A quoi bon se compliquer à faire simple lorsqu’il est si facile de faire compliqué ? Ou en termes plus pragmatiques : A quoi bon essayer d’être honnête si l’esbroufe et la démagogie ont les meilleurs chances de faire avaler la pilule ?

Jusqu’où peut-il prendre le risque de rajouter des étages à son château de cartes avant que tout ne s’écroule ?

Il me fait penser à ces créatures cyniques qui moissonnent sans vergogne les bienfaits d’un nombre d’amants toujours grandissant sans imaginer qu’un jour, la lumière éclairera l’imposture, fera fuir les purs et les laissera en seule compagnie de ceux dont le cynisme a égalé le leur.

Le système fiscal français doit-il être équitable ou hypocrite ? That is the question.

Dans le même ordre d’idée, notre président aux pneus increvables (jusqu’ici) assiste en ce moment à l’université d’été du Medef. (J’ai réussi ! Je vous avoue, j’ai un toc : spontanément, j’écris merdef. Mais là, j’ai fait bien attention et j’ai écrit merdef, pardon medef du premier coup ! ) Le Medef, donc, ne représente pas la totalité du patronat français. Seulement la frange la plus luxueuse. Il y a d’autres syndicats de petites et moyennes entreprises qui font aussi des universités d’été et des congrès. Ira-t-il, n’ira-t-il pas ?

Et à l’autre bout de l’écheveau, -et de l’électorat-, il existe aussi des organisations syndicales de travailleurs-travailleuses, qui représentent une masse de braves gens qui est loin d’être négligeable puisque c’est sur elle qu’on fait peser, par TVA interposée, l’essentiel des recettes de l’état. Le prince de l’ubiquité s’invitera-t-il aux congrès de ces syndicats de pouilleux ?

Il y a des détails qui ne trompent pas et qui valent les prévisions astrologiques : au lieu de prince de l’ubiquité, mon logiciel de dictée a écrit « prince de l’iniquité ». Il est vrai que l’icône de ce programme scélérat est un petit dragon rouge…

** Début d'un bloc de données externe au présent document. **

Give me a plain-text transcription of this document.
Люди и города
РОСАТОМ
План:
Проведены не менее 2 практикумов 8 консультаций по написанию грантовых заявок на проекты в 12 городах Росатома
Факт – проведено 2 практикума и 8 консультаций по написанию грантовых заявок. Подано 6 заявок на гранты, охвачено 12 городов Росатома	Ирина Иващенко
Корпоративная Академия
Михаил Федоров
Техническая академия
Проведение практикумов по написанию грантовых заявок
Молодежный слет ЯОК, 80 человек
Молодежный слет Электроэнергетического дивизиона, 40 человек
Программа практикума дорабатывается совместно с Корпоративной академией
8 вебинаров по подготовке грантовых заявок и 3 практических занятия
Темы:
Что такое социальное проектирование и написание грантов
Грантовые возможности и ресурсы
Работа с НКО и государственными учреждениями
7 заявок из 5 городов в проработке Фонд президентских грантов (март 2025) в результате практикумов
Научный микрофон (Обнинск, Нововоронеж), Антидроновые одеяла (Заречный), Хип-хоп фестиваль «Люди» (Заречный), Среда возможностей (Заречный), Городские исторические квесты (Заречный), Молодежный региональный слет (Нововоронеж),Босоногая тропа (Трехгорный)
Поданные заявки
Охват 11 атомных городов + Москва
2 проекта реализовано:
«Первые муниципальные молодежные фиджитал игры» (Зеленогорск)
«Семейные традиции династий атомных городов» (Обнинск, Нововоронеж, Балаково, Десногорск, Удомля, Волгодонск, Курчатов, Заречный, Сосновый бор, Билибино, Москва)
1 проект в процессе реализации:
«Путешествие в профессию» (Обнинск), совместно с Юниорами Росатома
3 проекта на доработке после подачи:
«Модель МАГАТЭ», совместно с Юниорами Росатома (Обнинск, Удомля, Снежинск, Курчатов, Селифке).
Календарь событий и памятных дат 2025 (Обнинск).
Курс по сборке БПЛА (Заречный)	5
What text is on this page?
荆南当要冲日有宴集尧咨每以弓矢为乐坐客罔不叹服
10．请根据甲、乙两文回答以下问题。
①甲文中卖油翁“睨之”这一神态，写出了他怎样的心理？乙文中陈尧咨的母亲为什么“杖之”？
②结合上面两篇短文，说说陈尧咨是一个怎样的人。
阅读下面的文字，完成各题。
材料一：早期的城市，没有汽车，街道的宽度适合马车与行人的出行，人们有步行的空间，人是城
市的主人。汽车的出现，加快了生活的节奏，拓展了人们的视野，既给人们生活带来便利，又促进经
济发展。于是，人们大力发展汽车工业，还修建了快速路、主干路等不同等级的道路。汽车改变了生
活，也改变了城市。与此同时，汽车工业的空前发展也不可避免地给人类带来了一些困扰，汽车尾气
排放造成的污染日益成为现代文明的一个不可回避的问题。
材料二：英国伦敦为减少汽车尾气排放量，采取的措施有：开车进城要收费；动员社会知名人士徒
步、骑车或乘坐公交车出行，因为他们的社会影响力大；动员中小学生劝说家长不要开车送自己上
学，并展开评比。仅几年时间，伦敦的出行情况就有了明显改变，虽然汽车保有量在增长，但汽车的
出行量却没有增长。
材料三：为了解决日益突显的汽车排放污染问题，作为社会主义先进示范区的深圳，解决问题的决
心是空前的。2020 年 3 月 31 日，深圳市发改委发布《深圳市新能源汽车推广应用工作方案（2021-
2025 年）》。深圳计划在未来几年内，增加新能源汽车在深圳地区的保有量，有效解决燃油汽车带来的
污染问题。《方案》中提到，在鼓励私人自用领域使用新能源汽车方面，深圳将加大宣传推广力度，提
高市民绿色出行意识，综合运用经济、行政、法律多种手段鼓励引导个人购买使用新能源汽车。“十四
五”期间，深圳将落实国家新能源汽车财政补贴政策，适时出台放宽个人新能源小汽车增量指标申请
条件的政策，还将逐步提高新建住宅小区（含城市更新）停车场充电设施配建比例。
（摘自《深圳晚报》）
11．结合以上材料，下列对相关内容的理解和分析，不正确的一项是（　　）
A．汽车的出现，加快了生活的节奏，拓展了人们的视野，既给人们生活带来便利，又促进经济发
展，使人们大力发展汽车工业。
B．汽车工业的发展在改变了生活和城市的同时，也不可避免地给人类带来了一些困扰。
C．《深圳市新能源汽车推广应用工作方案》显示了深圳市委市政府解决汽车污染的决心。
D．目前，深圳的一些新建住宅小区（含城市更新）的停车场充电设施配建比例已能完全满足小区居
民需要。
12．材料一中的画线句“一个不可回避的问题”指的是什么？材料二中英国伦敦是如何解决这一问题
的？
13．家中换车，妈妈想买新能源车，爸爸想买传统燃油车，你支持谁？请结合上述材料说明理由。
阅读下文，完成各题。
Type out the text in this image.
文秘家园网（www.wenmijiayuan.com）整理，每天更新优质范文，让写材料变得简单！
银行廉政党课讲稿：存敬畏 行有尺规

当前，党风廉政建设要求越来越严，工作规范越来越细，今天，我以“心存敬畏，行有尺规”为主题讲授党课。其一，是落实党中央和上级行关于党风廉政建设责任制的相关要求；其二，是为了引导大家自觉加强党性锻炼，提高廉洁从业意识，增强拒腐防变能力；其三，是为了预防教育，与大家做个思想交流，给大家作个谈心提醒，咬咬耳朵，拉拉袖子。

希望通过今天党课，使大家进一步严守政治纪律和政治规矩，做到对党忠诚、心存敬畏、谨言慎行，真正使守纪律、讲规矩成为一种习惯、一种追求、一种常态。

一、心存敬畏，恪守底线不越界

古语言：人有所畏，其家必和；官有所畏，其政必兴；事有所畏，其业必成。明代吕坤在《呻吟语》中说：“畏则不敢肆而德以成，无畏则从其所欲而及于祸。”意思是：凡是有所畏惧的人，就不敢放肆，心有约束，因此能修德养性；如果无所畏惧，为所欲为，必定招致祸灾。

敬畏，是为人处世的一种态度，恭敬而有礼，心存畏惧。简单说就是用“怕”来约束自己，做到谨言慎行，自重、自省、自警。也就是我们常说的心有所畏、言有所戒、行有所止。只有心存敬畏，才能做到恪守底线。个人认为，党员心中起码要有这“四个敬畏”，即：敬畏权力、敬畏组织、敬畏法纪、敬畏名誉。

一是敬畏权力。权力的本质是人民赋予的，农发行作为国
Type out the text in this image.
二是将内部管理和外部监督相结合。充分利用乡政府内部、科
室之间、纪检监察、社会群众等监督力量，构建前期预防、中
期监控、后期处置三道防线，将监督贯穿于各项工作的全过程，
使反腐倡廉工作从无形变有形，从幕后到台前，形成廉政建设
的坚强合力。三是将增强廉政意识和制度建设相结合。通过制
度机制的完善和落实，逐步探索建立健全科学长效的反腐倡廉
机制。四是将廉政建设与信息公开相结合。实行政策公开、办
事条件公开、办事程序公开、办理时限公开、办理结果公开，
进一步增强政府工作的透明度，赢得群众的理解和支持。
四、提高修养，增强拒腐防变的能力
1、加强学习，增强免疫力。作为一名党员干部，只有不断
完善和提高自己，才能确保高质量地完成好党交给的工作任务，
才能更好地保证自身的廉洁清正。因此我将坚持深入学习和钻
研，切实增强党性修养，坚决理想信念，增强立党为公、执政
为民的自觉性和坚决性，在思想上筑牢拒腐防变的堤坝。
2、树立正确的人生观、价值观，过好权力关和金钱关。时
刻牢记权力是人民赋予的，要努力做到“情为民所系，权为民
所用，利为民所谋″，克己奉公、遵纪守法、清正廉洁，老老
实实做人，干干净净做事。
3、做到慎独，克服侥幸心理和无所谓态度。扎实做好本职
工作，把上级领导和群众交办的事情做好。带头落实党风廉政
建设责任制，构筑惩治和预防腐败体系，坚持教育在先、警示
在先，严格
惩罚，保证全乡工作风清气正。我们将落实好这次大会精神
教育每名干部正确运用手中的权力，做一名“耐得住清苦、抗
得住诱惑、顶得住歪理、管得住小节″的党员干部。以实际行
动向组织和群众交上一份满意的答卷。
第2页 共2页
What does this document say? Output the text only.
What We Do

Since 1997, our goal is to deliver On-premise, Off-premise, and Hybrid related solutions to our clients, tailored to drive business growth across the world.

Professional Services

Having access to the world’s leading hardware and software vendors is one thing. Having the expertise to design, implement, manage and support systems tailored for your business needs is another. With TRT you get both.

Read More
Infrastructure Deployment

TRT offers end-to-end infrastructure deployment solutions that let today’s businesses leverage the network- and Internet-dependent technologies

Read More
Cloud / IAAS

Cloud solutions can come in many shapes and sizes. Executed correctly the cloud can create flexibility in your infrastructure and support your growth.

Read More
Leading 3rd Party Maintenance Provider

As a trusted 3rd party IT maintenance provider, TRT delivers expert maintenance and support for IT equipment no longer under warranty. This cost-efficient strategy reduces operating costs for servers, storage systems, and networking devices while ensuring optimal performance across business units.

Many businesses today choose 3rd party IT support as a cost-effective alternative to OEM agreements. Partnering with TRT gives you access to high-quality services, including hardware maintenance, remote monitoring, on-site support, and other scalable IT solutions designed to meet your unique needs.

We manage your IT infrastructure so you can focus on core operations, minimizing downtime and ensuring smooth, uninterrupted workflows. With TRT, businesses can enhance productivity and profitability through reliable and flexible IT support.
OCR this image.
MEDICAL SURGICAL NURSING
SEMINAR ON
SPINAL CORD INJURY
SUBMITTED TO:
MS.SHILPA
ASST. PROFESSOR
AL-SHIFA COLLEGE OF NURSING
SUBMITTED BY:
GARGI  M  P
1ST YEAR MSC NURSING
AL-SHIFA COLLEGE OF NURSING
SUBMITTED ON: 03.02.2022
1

Bref, il semblerait que notre horizon politique soit plus prometteur pour les humoristes que pour les citoyens lambda.

Maintenant que Raymond Barre est enterré et qu’un autre ancien premier ministre lui succède déjà sous la brosse à reluire médiatique, il semble bon de rappeler quelques valeurs du grand homme que nous avons perdu.

Dans une interview du 1° mars 2007 sur France Culture ;

http://www.dailymotion.com/video/x1ckjp_barre

l’ex-premier ministre faisait le portrait élogieux de Maurice Papon et de Bruno Gollnish, et estimait la France affligée « d’un lobby juif qui se compromettait dans des opérations indignes ».

Grand partisan de la privatisation de la sécurité sociale et des assédics, Raymond Barre était aussi l’auteur d’une injure qui a pesé et pèse encore sur des millions de français. C’est lui qui a introduit le vocable « d’assisté » pour désigner les chômeurs, qualificatif insultant repris depuis sa création dans toutes les conversations de comptoir de France et de Navarre pour qualifier celui qui n’a pas su retrouver en huit jours l’emploi que ses admirateurs, pour ne pas perdre le leur, ont délocalisé dans des contrées exotiques.